A FolhaBV teve acesso aos dois pareceres enviados pela Câmara do Patrimônio e Museológico do Conselho Estadual de Cultura, em que critica o laudo técnico realizado na escola pela Secretaria Estadual de Infraestrutura (Seinf) e afirma que é incompatível com a preservação da história do patrimônio cultural do estado.
Conforme os documentos, a Seinf teria informado que “devido à avançada idade do edifício e aos danos causados pela exposição ao tempo, incluindo chuvas e infiltrações, e devido à ausência de manutenção adequada, a solução mais eficaz seria a demolição”.
Conforme Jânio Tavares, membro da Câmara do Patrimônio, a organização não é contra a construção do prédio do Iper no terreno da escola, mas sugere que o espaço seja preservado e destinado para outros fins, como um setor do Instituto ou um memorial da instituição Diomedes.
“Recentemente, tivemos uma reunião com o governador Antônio Denarium e pedimos que a escola não seja demolida. Temos vários outros bens públicos nesta situação. Nossa intenção é preservar o que sobrou, existem métodos e tecnologias para fazer isso hoje em dia”, informou.
Também membra da Câmara e da ARL, a professora aposentada Petita Brasil critica a atuação das gestões que permitiram a degradação de bens naturais e históricos de Roraima, como a escola, os mananciais e o Porto do Cimento, onde hoje se encontra a Orla Taumanan.
“A cultura de um povo não se prende só a um prédio arquitetônico, são os costumes e a memória. Se apagarem a história, vamos ter que pagar passagem para outros lugares para conseguir ver o passado. É muito triste. Temos que preservar o resto que nos resta”, declarou.
Vias para a preservação da estrutura
Após ver fotos da escola, o presidente do Conselho de Arquitetura e Urbanismo de Roraima (CAU-RR), Nikson Dias, avaliou ser possível recuperar a estrutura da instituição por meio de um processo chamado “retrofit”, que visa restaurar prédios antigos ao mesmo tempo em que preserva a arquitetura original.
“O abandono de um espaço contribui muito para a sua degradação, mas, no caso da escola, ainda é possível recuperar a estrutura. Existem tecnologias e profissionais capacitados em Roraima para este tipo de execução. O retrofit é uma forma de requalificar o espaço sem abandonar a memória e importância histórica dele para a população”, pontuou.
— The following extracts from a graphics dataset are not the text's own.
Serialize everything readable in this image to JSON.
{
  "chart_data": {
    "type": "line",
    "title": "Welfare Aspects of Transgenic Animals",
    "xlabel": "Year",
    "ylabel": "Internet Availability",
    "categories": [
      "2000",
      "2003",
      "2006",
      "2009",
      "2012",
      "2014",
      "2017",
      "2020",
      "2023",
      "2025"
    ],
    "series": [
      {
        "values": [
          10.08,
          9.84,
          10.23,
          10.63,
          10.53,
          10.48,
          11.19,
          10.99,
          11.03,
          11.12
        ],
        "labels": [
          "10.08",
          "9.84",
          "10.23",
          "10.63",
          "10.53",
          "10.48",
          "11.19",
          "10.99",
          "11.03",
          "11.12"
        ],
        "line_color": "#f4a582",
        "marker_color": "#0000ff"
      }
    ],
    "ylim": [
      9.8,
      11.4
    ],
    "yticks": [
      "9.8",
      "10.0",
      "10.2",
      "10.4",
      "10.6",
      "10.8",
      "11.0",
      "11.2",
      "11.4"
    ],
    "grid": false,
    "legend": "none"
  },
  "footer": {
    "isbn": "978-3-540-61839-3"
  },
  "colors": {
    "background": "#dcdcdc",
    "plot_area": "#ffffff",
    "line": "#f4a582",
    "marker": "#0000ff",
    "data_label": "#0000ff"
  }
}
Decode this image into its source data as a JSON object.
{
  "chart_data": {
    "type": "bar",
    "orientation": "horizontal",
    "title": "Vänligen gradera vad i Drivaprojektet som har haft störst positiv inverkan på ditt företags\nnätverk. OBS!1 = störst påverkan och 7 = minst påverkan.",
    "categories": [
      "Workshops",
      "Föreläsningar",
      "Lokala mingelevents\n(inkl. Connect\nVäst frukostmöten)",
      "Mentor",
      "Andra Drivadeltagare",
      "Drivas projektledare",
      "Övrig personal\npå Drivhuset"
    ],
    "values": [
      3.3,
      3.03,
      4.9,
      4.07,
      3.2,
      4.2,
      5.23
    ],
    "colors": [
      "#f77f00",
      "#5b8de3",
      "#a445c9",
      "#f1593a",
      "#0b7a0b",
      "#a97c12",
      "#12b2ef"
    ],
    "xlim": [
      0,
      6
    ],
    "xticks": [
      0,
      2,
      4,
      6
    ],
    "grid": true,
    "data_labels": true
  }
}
Além disso, de acordo com o arquiteto, a ideia de reaproveitamento do prédio para outros fins, como também sugeriu Jânio Tavares, é uma opção que poderia ser avaliada. O profissional reforça a importância de preservar prédios históricos de Roraima. Segundo ele, “é preciso conhecer o passado. Uma cidade que não sabe de onde veio, não vai conseguir traçar o futuro dela”, finalizou.